Make sure that numbers are stored as numerical data types, a date is stored as a date object, text as string, and so on. Category units can be converted into numbers if needed. If there are values that you cannot convert to the specified type, you should convert them to NA. If you want to analyze correlation later, you need numeric data for doing so. Make sure you changed all the necessary fields to numeric values.

Standardization

Ensure that all string values are either lower or upper case. For numerical values, ensure that all values have the same measurement unit. The task is to convert the value to one single unit. For example, the length should be either in meters, or centimeters (not both). The same applies if you use inches and feet. For dates, the U.S. format is different from the European format. Recording the date as timestamp is different from recording the date as a date object. All these should be unified.

Normalization

In some cases, you should scale your data, so that it fits within a specific range, like 0–100 or 0–1. This will help you in making some data types easier to plot.

For example, you need to reduce the imbalance in your plots (when having many outliers). The most common functions to be applied are: log, square root, and inverse. The normalization also rescales the values into a range of 0–1, but its goal is to transform the data so it’s normally (Gaussian) distributed.

How Do I Handle Outliers and In-Record Errors?

Outliers are values that are significantly different from all other data points. You shouldn’t remove outliers until you prove that there is a good reason for that. For example, you may notice some strange, suspicious values that are unlikely to happen and decide to remove them. Some models, like linear regression or statistical numbers like the mean are sensitive to outliers so that outliers might throw the model off from where most of the data lie. Always have in mind that some extreme value can be real legitimate data. Investigate and explore this kind of data before removing it.

Outliers detected using a Scatter Plot

What Can I Do with Missing Values?

Missing data can be a problematic issue in machine learning. You can’t ignore missing values in your database. You should handle them in some way since many algorithms do not accept missing values. There are three approaches you can undertake to handle the missing data:

Insert values in the missing places. You can insert some statistical value, e.g. mean or median of the data. You can also insert values that are taken from similar records.
Drop only if you are comfortable losing the whole record or whole column.
Flag the missing data. You can assign value 0 to the missing numerical values (and skip these entries in the analysis) and assign the value “Missing” for categorical data fields.

Conclusion

After cleaning, the dataset should be consistent with the other data sets in the process.
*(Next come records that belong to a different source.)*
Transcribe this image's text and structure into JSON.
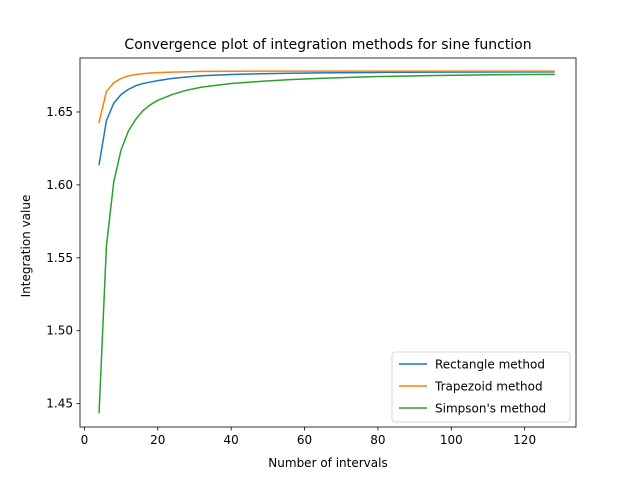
{
  "chart_data": {
    "type": "line",
    "title": "Convergence plot of integration methods for sine function",
    "xlabel": "Number of intervals",
    "ylabel": "Integration value",
    "xlim": [
      -1.2,
      134
    ],
    "ylim": [
      1.434,
      1.687
    ],
    "xticks": [
      0,
      20,
      40,
      60,
      80,
      100,
      120
    ],
    "xtick_labels": [
      "0",
      "20",
      "40",
      "60",
      "80",
      100,
      "120"
    ],
    "yticks": [
      1.45,
      1.5,
      1.55,
      1.6,
      1.65
    ],
    "ytick_labels": [
      "1.45",
      "1.50",
      "1.55",
      "1.60",
      "1.65"
    ],
    "grid": false,
    "legend_position": "lower right",
    "x": [
      4,
      6,
      8,
      10,
      12,
      14,
      16,
      18,
      20,
      24,
      28,
      32,
      40,
      48,
      56,
      64,
      80,
      96,
      112,
      128
    ],
    "series": [
      {
        "name": "Rectangle method",
        "color": "#1f77b4",
        "values": [
          1.614,
          1.644,
          1.656,
          1.662,
          1.6655,
          1.668,
          1.6695,
          1.6705,
          1.6715,
          1.673,
          1.674,
          1.6748,
          1.6757,
          1.6762,
          1.6765,
          1.6768,
          1.6771,
          1.6773,
          1.6774,
          1.6775
        ]
      },
      {
        "name": "Trapezoid method",
        "color": "#ff7f0e",
        "values": [
          1.643,
          1.664,
          1.67,
          1.673,
          1.6747,
          1.6757,
          1.6763,
          1.6767,
          1.677,
          1.6773,
          1.6776,
          1.6778,
          1.6779,
          1.678,
          1.678,
          1.678,
          1.678,
          1.678,
          1.678,
          1.678
        ]
      },
      {
        "name": "Simpson's method",
        "color": "#2ca02c",
        "values": [
          1.444,
          1.558,
          1.602,
          1.624,
          1.637,
          1.645,
          1.651,
          1.655,
          1.658,
          1.662,
          1.665,
          1.667,
          1.6695,
          1.671,
          1.6722,
          1.673,
          1.6743,
          1.675,
          1.6755,
          1.6758
        ]
      }
    ]
  }
}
A summary statistics about the data, called data profiling, can be done to provide general info about the data quality. For example, checking whether a particular column complies with a particular standard or pattern.

You should verify the data correctness by re-checking the data and ensuring they function. For example, if you fill in the missing data, they might disrupt some of the rules and constraints. It could require some manual correction, if not possible otherwise.

Also, reporting about the data should be done after the cleaning. Most of the software tools can generate reports of the changes made, which rules were disrupted, and how many times.

Data cleaing is a time-consuming task, but also a critical one. It is impossible to get insights from the data without proper cleaning first. Once all the data that are relevant to the data mining process are collected and cleaned - their transformation and reduction begin, so the analysis can be performed.